The two Dunhills Shaun bought

The two estate Dunhills Shaun bought

Enthusiastic Shaun told the story on the forum. But being a Dunhill lover I wanted to know how old the pipes were and asked for some pictures of the downsides and information. Soon I got just that. He posted pictures from the pipes and when I saw them my eyes went wide and my mouth fell open. Both stamps read: Dunhill Shell Briar Made in England Patent No. 417574/34. He actually bought two unsmoked Dunhill patent era pipes for 6 euro! I did some quick research, looked a bit better and discovered that the intact one came from 1948 and the broken one from 1942! A war pipe! Pretty rare!

Alfred Dunhill jr. sells pipes in the ruins of the bombed store

Alfred Henry Dunhill. sells pipes in the ruins of the bombed store

In 1941 during the London Blitz in WWII Alfred Dunhill’s store, and many other in the surrounding area, was bombed and destroyed. A popular tale tells that when that happened, Dunhill employees called Sir Winston Churchill at four o’ clock in the night. This to assure him his private collection of cigars (which were kept in the store’s humidor) had already been relocated to safety. And with that attitude Dunhill continued to sell pipes from the debris and ruins of the store.

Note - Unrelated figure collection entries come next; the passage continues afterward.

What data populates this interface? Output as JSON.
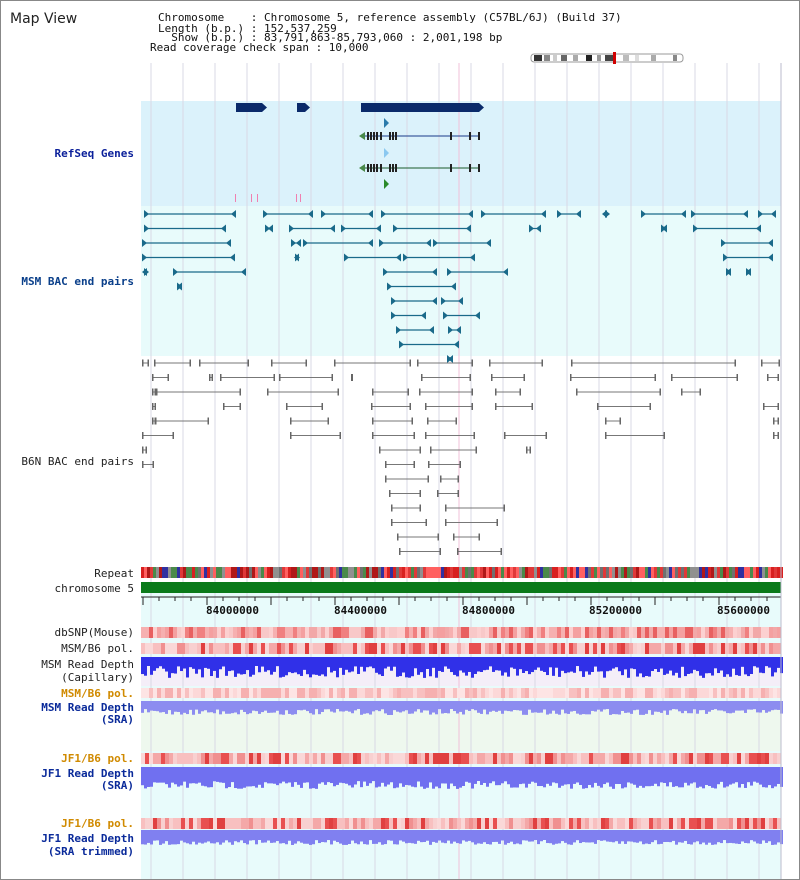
{
  "app": {
    "title": "Map View"
  },
  "header": {
    "chromosome_label": "Chromosome    : Chromosome 5, reference assembly (C57BL/6J) (Build 37)",
    "length_label": "Length (b.p.) : 152,537,259",
    "show_label": "  Show (b.p.) : 83,791,863-85,793,060 : 2,001,198 bp",
    "coverage_label": "Read coverage check span : 10,000"
  },
  "tracks": {
    "refseq": "RefSeq Genes",
    "msm_bac": "MSM BAC end pairs",
    "b6n_bac": "B6N BAC end pairs",
    "repeat": "Repeat",
    "chromosome": "chromosome 5",
    "dbsnp": "dbSNP(Mouse)",
    "msm_b6_pol_1": "MSM/B6 pol.",
    "msm_read_depth_cap_1": "MSM Read Depth",
    "msm_read_depth_cap_2": "(Capillary)",
    "msm_b6_pol_2": "MSM/B6 pol.",
    "msm_read_depth_sra_1": "MSM Read Depth",
    "msm_read_depth_sra_2": "(SRA)",
    "jf1_b6_pol_1": "JF1/B6 pol.",
    "jf1_read_depth_sra_1": "JF1 Read Depth",
    "jf1_read_depth_sra_2": "(SRA)",
    "jf1_b6_pol_2": "JF1/B6 pol.",
    "jf1_read_depth_trim_1": "JF1 Read Depth",
    "jf1_read_depth_trim_2": "(SRA trimmed)"
  },
  "axis": {
    "ticks": [
      "84000000",
      "84400000",
      "84800000",
      "85200000",
      "85600000"
    ]
  },
  "colors": {
    "refseq_bg": "#dbf2fb",
    "msm_bg": "#e8fbfb",
    "track_bg": "#e8fbfb",
    "refseq_gene": "#0a2a6a",
    "msm_feature": "#1a6a8a",
    "b6n_feature": "#777777",
    "chromosome_bar": "#0a7a1a",
    "snp_red": "#e03030",
    "depth_blue": "#2a2ae0",
    "depth_light": "#8888f0"
  }
}
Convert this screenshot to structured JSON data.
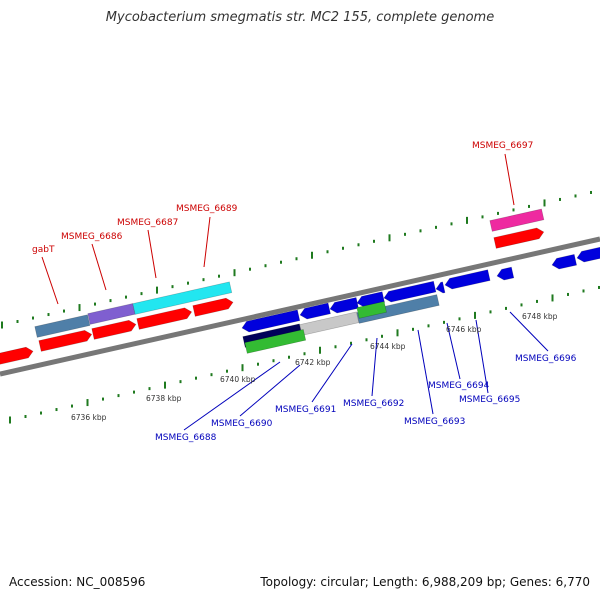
{
  "title": "Mycobacterium smegmatis str. MC2 155, complete genome",
  "footer": {
    "accession": "Accession: NC_008596",
    "summary": "Topology: circular; Length: 6,988,209 bp; Genes: 6,770"
  },
  "colors": {
    "backbone": "#7a7a7a",
    "tick": "#1f7a1f",
    "red_label": "#cc0000",
    "blue_label": "#0000bb",
    "gene_red": "#ff0000",
    "gene_blue": "#0000dd",
    "gene_steel": "#4f7fa8",
    "gene_violet": "#7f5fd0",
    "gene_cyan": "#22e6f0",
    "gene_magenta": "#ee2aa0",
    "gene_navy": "#00005a",
    "gene_grey": "#c8c8c8",
    "gene_green": "#33bb33"
  },
  "scale_labels": [
    "6736 kbp",
    "6738 kbp",
    "6740 kbp",
    "6742 kbp",
    "6744 kbp",
    "6746 kbp",
    "6748 kbp"
  ],
  "gene_labels_top": [
    "gabT",
    "MSMEG_6686",
    "MSMEG_6687",
    "MSMEG_6689",
    "MSMEG_6697"
  ],
  "gene_labels_bottom": [
    "MSMEG_6688",
    "MSMEG_6690",
    "MSMEG_6691",
    "MSMEG_6692",
    "MSMEG_6693",
    "MSMEG_6694",
    "MSMEG_6695",
    "MSMEG_6696"
  ]
}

But that was not easy.. During the war briar and vulcanite for the stems were very hard to get. The whole Mediterranean region was swept up in conflict so the Algerian briar (which was used for Dunhill’s Shell Briar pipes) was difficult to get a hand on. The same went for the Italian briar that Dunhill used for the smooth-finished pipes. Vulcanite was either rationed or prohibited. Because of this Dunhill fitted most pipes from this decade with stems made of horn. Of course when vulcanite became more available they could be replaced.

The old Dunhill store on Duke street

The old Dunhill store on Duke street

During WWII the UK gave permission to make smoking pipes to only six firms. Dunhill was one of them. Briar was divided equally between the six firms. But… Not all of it was of high quality. The rationing plan of the government encouraged the making of so called “utility pipes”. This were low-cost pipes that could be made from poor quality briar. The internal management of Dunhill reported that only about a quarter of the equally divided briar supply was good enough for high-quality pipes. Auwtsch.. That really hindered the export of Dunhill pipes for years to come. It wasn’t until the early 1950s, when the reconstruction of the UK was really on its way, that Dunhill was able to expand once more at home and abroad.

I hope that Shaun can get that pretty unique pipe fixed so he can smoke it with a lot of pleasure until the end of his days.